A new IEA report shows that demand for hydrogen worldwide surpassed 100 million tonnes in 2025, while production of low-emissions hydrogen grew by 20% to almost 1 million tonnes.

The latest edition of the International Energy Agency (IEA) Global Hydrogen Review finds that the conflict in the Middle East is renewing interest in hydrogen and hydrogen-based fuels as long-term options to strengthen energy security. However, it stresses that low-emissions hydrogen remains far from the scale needed to deliver an immediate response. The report also notes that the war has disrupted global production and trade in hydrogen-based products. The IEA reports that global hydrogen demand surpassed 100 million tonnes in 2025, while production of low-emissions hydrogen rose 20% year on year to almost 1 million tonnes. However, it warns that persistent barriers — including high costs, uncertain demand, complex regulation and a lack of infrastructure — continue to slow deployment, putting 2030 targets set by governments increasingly out of reach, according to IEA Executive Director Fatih Birol.

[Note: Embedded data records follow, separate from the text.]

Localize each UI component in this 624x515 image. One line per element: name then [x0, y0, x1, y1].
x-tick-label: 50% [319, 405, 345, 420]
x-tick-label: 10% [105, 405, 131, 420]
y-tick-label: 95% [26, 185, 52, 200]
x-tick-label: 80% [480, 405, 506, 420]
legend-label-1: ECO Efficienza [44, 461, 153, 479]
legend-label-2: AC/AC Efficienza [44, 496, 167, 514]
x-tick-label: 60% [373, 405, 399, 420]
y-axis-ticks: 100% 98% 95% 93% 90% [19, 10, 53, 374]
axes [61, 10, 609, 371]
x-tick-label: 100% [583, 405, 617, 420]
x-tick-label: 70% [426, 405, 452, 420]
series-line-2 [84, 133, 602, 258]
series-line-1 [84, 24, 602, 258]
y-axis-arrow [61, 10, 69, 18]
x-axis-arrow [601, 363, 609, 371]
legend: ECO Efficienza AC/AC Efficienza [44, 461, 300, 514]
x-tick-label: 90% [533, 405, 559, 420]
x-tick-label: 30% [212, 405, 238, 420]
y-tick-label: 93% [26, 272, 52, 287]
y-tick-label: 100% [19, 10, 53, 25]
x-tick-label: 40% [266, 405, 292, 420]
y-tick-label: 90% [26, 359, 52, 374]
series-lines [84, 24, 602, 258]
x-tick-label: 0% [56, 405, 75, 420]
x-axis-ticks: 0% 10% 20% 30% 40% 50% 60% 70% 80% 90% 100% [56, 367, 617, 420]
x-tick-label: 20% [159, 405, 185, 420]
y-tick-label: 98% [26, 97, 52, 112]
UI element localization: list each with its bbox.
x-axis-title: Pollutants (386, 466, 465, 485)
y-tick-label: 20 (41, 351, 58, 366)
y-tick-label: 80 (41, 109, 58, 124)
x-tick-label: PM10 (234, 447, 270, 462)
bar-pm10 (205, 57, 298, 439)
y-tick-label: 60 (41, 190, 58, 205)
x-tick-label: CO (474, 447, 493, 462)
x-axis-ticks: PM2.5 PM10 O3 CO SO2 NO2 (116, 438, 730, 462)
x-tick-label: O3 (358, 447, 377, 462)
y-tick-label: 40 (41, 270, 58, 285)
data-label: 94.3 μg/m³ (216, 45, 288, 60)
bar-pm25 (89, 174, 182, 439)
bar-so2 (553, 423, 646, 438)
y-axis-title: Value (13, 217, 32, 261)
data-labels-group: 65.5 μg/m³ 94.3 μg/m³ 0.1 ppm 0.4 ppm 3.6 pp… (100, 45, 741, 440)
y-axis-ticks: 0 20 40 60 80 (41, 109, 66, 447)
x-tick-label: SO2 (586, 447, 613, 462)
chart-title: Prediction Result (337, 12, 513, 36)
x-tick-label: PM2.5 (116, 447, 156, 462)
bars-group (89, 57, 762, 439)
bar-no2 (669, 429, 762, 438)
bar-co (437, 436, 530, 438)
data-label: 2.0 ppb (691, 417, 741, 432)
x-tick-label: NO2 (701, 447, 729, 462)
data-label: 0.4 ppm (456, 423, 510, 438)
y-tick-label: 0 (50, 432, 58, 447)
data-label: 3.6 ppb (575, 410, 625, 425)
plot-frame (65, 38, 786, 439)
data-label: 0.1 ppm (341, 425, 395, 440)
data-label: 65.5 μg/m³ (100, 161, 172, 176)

Petrobras and Finep have launched a call for proposals to support domestic development of an industrial-scale electrolyzer, with backing from the federal government. The initiative aims to reduce costs and integrate innovative technology compared with imported systems, Petrobras said. The call requires at least 50% local content and will provide BRL 150 million ($30 million) in non-reimbursable funding, split equally between Finep and Petrobras. At least three companies are expected to participate in the development. “We want to reduce our dependence on foreign technology and, thereby, lower the cost of hydrogen, which is the main barrier to large-scale adoption,” said Petrobras Director of Engineering, Technology and Innovation Renata Baruzzi. The project scope covers basic engineering through to a pre-commercial prototype.